Stock Market

BOJ to keep policy tight, hint at more rate hikes to come via Reuters

Written by Leika Kihara

TOKYO (Reuters) – The Bank of Japan is expected to keep monetary policy steady on Friday, but signaled its confidence that strong wage growth and spending will allow the central bank to raise interest rates again in the coming months.

Such hawkish communication would contrast with many other central banks now transitioning into a rate-cutting cycle, including the US Federal Reserve, which announced a major cut in borrowing costs on Wednesday.

The split could cause market turmoil on expectations of a narrowing of the US-Japan interest rate differential that has already helped the yen recover to around 143 against the dollar, from a near-decade low of 161.99 in early July.

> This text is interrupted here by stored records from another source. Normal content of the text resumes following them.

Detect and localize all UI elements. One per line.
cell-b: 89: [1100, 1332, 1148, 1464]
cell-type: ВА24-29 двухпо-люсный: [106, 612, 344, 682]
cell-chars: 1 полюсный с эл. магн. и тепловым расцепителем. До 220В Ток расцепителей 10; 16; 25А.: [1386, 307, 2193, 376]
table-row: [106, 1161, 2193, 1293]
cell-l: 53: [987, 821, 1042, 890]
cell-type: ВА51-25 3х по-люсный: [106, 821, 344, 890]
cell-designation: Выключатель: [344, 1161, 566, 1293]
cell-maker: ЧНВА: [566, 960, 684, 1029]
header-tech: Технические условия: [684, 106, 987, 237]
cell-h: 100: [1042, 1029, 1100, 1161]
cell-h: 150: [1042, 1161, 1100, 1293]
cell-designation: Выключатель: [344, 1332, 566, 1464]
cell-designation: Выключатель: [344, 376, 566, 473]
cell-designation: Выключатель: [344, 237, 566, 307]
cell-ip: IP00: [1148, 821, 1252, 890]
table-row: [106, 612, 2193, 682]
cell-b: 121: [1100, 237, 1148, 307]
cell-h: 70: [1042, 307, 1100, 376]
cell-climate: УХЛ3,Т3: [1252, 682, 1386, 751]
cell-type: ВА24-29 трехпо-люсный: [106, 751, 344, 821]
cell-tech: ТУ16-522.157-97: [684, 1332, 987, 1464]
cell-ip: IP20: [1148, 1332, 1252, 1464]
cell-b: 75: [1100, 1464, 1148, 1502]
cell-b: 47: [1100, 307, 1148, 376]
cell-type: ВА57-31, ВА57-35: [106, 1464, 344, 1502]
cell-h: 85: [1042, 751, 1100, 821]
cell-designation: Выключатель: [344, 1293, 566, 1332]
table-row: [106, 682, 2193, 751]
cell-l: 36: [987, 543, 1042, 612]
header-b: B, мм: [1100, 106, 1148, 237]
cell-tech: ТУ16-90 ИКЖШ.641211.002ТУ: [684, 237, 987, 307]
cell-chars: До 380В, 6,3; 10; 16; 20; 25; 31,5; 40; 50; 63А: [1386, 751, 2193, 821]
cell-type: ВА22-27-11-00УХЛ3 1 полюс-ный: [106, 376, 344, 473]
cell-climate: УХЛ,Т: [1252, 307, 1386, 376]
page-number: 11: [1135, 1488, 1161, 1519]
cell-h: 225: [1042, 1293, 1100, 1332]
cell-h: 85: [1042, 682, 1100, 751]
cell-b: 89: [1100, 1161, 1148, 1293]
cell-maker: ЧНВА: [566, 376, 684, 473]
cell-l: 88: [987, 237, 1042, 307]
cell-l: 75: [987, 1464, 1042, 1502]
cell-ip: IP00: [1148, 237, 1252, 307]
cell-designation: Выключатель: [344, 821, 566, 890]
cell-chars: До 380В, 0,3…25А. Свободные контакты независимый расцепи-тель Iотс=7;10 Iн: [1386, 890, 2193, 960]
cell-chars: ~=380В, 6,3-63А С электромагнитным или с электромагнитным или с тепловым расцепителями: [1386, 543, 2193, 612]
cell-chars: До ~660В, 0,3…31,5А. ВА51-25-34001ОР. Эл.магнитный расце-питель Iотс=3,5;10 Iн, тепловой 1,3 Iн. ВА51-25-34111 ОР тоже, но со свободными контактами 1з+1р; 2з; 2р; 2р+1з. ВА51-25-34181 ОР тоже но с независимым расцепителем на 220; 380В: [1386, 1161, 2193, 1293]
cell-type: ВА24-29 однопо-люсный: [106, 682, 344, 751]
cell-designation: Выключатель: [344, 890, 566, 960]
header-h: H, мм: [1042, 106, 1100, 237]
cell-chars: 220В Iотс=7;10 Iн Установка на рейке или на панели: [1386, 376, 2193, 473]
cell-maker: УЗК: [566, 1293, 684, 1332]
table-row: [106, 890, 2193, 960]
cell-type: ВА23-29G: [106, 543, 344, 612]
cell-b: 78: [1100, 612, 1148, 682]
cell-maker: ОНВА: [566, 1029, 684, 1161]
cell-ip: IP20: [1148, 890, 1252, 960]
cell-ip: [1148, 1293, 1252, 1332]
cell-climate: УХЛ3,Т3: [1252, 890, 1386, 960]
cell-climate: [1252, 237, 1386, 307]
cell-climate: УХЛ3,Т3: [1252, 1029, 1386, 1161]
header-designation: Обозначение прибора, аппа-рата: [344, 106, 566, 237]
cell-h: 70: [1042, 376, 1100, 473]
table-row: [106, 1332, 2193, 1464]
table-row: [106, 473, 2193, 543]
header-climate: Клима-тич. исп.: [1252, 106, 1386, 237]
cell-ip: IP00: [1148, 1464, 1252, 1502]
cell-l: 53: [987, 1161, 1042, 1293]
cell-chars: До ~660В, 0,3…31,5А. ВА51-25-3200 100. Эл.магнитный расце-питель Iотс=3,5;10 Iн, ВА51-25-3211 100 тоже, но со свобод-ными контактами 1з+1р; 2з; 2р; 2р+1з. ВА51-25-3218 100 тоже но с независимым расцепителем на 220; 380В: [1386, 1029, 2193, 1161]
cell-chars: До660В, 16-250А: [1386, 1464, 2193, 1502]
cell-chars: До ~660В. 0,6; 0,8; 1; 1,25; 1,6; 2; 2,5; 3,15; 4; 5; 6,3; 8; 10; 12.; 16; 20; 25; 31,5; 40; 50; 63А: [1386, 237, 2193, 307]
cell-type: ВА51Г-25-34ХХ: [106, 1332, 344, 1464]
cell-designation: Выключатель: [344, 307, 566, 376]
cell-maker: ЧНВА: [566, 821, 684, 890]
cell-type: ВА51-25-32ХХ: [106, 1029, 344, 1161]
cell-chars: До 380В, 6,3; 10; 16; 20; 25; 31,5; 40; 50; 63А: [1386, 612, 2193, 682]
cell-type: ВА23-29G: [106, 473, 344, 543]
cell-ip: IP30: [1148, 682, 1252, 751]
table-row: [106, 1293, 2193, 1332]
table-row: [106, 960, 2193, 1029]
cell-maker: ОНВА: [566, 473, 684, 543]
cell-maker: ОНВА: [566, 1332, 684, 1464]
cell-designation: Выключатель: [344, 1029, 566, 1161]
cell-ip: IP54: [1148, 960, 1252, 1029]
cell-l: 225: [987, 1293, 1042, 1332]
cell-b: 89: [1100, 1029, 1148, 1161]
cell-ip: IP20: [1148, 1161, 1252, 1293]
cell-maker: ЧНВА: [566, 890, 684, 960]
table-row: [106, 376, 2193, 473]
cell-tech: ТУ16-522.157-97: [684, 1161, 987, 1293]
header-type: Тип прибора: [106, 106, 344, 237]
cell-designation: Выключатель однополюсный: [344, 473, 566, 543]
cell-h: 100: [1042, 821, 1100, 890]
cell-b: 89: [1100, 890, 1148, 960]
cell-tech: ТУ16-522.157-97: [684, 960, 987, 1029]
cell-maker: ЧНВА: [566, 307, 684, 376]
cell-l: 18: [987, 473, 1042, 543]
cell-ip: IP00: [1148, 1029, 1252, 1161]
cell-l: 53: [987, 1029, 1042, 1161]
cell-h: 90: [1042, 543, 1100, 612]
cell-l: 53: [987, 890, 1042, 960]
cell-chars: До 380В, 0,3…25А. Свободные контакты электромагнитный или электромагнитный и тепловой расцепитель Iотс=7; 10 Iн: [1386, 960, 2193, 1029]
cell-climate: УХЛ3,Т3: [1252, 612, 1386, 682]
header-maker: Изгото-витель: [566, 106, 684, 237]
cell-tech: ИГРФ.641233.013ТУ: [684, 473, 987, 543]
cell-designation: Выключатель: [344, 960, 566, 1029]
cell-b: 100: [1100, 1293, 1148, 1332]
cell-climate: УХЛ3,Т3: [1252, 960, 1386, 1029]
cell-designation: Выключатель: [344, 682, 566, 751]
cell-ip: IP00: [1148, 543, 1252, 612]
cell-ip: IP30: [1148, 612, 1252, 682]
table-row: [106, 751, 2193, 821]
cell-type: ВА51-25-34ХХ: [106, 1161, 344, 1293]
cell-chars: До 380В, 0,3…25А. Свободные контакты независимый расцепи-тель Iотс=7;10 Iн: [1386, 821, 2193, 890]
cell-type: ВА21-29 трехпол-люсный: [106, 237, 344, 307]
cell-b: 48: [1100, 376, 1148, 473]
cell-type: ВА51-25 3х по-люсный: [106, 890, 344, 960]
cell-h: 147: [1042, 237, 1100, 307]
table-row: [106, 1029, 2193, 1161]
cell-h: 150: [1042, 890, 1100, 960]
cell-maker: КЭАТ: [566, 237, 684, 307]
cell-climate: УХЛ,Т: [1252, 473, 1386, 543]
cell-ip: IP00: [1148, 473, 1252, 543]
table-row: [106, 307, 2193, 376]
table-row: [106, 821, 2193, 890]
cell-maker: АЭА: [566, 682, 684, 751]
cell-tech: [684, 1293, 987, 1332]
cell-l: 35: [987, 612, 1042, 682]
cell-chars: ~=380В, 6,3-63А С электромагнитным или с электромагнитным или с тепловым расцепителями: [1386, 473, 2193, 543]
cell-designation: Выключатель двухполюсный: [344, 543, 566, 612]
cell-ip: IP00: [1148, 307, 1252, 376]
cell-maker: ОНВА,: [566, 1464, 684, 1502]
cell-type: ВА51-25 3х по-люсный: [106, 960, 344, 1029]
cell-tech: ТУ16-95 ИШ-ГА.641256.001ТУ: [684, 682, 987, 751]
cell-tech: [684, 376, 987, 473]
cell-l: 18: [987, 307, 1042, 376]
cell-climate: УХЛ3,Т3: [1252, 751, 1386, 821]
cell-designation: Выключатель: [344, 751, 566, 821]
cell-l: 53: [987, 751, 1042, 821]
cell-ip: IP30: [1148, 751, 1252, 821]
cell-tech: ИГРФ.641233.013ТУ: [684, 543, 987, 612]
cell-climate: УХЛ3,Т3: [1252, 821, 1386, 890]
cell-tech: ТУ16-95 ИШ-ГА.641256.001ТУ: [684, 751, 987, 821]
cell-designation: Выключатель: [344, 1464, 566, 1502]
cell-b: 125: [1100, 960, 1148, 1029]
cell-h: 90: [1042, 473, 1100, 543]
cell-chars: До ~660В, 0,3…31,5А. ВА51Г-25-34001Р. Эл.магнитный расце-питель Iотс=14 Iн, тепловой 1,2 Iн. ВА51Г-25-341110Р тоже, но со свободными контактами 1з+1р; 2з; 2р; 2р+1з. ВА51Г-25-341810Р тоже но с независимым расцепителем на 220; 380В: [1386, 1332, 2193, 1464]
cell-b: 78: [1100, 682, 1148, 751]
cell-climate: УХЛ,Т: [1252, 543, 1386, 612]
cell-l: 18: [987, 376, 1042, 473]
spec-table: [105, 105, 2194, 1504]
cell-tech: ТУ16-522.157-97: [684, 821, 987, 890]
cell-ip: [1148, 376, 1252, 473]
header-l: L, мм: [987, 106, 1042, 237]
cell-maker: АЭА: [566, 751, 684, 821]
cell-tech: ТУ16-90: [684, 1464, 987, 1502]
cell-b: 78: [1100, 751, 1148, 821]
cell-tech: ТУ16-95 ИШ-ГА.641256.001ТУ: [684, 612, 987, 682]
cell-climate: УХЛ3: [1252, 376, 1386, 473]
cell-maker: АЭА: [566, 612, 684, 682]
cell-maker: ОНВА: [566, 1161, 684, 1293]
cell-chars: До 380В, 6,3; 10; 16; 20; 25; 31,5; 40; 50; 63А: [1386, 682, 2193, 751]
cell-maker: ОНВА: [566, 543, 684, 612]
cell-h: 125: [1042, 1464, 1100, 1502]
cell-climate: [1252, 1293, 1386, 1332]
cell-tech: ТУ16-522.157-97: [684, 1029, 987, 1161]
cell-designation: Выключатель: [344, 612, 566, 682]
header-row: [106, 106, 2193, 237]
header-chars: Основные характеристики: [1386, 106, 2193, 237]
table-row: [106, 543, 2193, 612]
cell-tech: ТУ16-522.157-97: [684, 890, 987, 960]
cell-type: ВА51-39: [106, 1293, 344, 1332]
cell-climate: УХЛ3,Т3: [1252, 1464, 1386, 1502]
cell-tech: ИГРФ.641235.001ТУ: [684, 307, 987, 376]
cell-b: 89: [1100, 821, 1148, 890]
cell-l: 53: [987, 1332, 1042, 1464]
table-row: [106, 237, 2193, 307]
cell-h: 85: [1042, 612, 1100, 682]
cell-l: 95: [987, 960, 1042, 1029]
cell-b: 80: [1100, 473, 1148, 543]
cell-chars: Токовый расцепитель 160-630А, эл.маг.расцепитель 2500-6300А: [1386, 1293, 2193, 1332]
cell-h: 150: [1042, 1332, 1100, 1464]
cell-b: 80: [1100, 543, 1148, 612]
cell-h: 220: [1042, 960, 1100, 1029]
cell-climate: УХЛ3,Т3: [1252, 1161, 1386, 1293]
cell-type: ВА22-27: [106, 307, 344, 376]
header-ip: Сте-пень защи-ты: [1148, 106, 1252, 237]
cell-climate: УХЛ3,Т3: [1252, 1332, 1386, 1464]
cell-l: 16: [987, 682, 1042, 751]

Markets are focused on any hints from Governor Kazuo Ueda on the timing and pace of future rate hikes at his post-meeting news conference.

“Having recently raised rates in July, the BOJ may choose to closely monitor market developments for the time being,” said former BOJ chief Nobuyasu Atago.

“It's natural to think the next rate hike will come in December” so the BOJ can gauge the impact of Fed rate cuts and political events such as Japan's ruling party leadership race and the US presidential election, he said.

At a two-day policy meeting that concludes on Friday, the BOJ is widely expected to keep short-term interest rates steady at 0.25%, and maintain its view that the economy will continue to recover moderately as rising wages support consumption.

Most economists polled by Reuters expect the BOJ to raise rates again this year with many betting on a December hike. No one in the survey indicated a rate increase this month.

The BOJ ended negative interest rates in March and raised short-term rates to 0.25% in July, in a historic shift away from a decade-long stimulus program aimed at ending monetary policy.

Governor Ueda emphasized the BOJ's readiness to raise rates further if inflation remains on track to firmly reach its 2% target, as the board is currently doing.

Consumer inflation reached 2.8% in August to accelerate for the fourth consecutive month, data showed on Friday, keeping alive expectations for an interest rate hike.

An opportunity to test the data against cautious speculation will come at the BOJ's Oct. 30-31, where the board will make a quarterly review of its forecasts.

Japan's economy grew by an annualized 2.9% in April-June and real wages rose for two straight months in July, easing fears that rising costs of living will dampen spending.

But soft demand in China, slowing US growth and the yen's recent rebound are clouding the outlook for the export-reliant country.

Market volatility remains a key concern for BOJ policymakers after July's rate hike and hawkish remarks from Ueda triggered a stronger yen and a sharp drop in inflation.

Several BOJ policymakers have called for a closer look at market movements in setting policy. But they reiterated that the bank is determined to continue raising rates, with one hawkish board member saying that short-term rates should eventually rise to around 1%.